The reason lies in the fact that, as a fundamental rule, the national law of succession in each country regulates who will become an heir, the level of inheritance shares or compulsory portions, which formal regulations apply to wills and the manner in which heirs can prove their rights. The national regulations of the individual countries are very different in this respect. These differing regulations can mean that the same accrual of inheritance is assessed and treated differently from country to country. In addition, certificates of inheritance from one country are in part frequently not accepted in other countries. As a result, it may be necessary for heirs to make parallel applications for certificates of inheritance in various countries.
Which substantive law (of succession) is applicable in the event of international accrual of inheritance (given the absence of precautionary measures while still alive) is a matter that frequently cannot be clearly ascertained, as this question is based on the respective private international law (IPR) of the country concerned.
Example case 1:
A French national has her last place of residence in Germany and leaves behind (just) a substantial bank balance in Germany.
Under German IPR, French law of succession is applicable; from the perspective of French IPR, German law of succession applies.
The reason for this lies in the differing connecting factors used to determine the applicable law in the individual countries. While German IPR is based on nationality as a fundamental rule, French IPR uses the connection of the testator’s last place of residence to determine the applicable law regarding the movable property.
Nevertheless, the question of applicable law is of elementary importance as shown above
Example case 2:
The married couple Hartmut and Anita both have German nationality. They have movable and immovable assets in Germany, Switzerland and Spain. They have their regular place of residence in Switzerland. The married couple have a common daughter with whom they have, however, fallen out, with the result that the married couple have drawn up a joint will (without a notary) in which they disinherit their daughter.

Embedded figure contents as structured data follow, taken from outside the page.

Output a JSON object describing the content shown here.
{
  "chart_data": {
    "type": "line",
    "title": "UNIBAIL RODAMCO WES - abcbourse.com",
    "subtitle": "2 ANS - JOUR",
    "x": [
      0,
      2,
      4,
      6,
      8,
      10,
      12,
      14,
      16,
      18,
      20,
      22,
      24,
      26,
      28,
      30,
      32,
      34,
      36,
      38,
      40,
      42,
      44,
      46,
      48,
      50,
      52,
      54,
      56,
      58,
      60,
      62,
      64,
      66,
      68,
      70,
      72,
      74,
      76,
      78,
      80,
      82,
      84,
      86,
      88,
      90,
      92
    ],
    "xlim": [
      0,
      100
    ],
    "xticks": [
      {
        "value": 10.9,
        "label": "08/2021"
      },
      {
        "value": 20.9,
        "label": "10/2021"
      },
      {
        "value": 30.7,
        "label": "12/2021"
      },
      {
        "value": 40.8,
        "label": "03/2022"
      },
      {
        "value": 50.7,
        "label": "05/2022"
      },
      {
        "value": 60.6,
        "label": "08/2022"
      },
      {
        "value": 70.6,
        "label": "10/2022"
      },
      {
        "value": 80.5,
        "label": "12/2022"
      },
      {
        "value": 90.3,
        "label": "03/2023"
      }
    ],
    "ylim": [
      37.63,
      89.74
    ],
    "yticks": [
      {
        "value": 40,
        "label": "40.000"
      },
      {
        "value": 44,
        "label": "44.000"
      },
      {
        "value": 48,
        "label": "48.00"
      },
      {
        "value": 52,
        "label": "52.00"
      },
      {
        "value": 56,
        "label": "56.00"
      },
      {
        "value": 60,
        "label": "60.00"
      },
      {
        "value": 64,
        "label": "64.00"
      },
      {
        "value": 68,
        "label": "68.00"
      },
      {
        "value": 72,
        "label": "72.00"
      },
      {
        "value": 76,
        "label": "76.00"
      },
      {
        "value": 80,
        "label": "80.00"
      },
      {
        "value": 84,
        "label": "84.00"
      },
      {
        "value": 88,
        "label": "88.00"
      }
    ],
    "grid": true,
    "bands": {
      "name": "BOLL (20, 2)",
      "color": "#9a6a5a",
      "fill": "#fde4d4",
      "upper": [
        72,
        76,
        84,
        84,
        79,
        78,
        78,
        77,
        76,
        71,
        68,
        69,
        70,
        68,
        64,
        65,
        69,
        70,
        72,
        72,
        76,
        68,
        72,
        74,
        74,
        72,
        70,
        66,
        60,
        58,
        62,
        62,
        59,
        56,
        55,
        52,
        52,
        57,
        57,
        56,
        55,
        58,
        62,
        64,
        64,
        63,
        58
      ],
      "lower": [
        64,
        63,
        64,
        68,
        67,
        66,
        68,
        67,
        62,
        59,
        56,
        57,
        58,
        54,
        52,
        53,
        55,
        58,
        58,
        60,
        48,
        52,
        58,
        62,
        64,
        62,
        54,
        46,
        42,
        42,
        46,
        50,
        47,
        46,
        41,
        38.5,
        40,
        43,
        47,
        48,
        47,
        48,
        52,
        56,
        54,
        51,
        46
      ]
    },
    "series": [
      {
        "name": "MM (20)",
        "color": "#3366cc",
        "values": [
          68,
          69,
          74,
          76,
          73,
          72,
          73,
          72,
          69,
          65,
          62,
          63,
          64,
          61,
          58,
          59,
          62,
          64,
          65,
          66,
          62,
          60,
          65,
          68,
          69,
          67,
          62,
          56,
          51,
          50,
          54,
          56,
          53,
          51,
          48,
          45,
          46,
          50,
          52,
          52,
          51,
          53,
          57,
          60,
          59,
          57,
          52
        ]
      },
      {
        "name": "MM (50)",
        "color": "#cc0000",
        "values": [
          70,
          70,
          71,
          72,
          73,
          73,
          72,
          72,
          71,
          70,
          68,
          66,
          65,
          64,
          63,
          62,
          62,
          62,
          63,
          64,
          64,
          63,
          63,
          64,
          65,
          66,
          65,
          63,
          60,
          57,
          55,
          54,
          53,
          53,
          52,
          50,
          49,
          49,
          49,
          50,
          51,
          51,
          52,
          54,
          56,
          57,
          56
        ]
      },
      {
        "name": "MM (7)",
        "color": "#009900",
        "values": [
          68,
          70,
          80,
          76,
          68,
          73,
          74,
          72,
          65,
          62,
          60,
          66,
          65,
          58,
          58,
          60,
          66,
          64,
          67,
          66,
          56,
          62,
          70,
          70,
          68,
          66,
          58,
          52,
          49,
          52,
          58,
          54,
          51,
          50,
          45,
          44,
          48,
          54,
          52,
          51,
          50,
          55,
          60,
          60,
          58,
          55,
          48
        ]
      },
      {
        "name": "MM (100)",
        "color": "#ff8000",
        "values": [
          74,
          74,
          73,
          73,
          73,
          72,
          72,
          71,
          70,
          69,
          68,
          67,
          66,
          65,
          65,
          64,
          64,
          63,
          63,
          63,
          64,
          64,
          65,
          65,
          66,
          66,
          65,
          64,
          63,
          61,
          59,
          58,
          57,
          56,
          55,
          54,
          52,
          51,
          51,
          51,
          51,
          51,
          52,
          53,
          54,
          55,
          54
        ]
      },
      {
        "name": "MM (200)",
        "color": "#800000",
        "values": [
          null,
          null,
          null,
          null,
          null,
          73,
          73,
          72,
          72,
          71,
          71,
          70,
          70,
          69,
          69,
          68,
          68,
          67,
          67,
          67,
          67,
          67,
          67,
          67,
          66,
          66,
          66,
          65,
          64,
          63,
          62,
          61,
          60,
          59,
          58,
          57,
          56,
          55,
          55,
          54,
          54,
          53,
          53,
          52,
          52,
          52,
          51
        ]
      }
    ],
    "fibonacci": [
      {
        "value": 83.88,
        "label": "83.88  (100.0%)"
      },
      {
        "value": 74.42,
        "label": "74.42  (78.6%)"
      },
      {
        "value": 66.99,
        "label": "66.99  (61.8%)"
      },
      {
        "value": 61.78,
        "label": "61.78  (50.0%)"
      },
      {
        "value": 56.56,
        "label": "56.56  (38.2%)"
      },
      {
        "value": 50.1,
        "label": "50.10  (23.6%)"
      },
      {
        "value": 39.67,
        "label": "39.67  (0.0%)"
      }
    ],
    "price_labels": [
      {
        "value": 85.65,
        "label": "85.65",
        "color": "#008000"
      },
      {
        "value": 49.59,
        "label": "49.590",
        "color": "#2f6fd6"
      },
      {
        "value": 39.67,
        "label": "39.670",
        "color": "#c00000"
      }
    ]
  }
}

From a German perspective, German law of succession would be applicable in the event of the death of one of the two spouses; from a Swiss perspective, Swiss law of succession would apply. This has far-reaching consequences, as Swiss law fundamentally does not recognise joint wills drawn up “uno acto”, meaning that from a Swiss perspective – not from a German one – the daughter has not been effectively disinherited and could claim her statutory share of the inheritance.
To avoid such collisions between the differing legal systems, it is advisable to concern oneself with this subject during one’s lifetime, and to take corresponding measures if possible.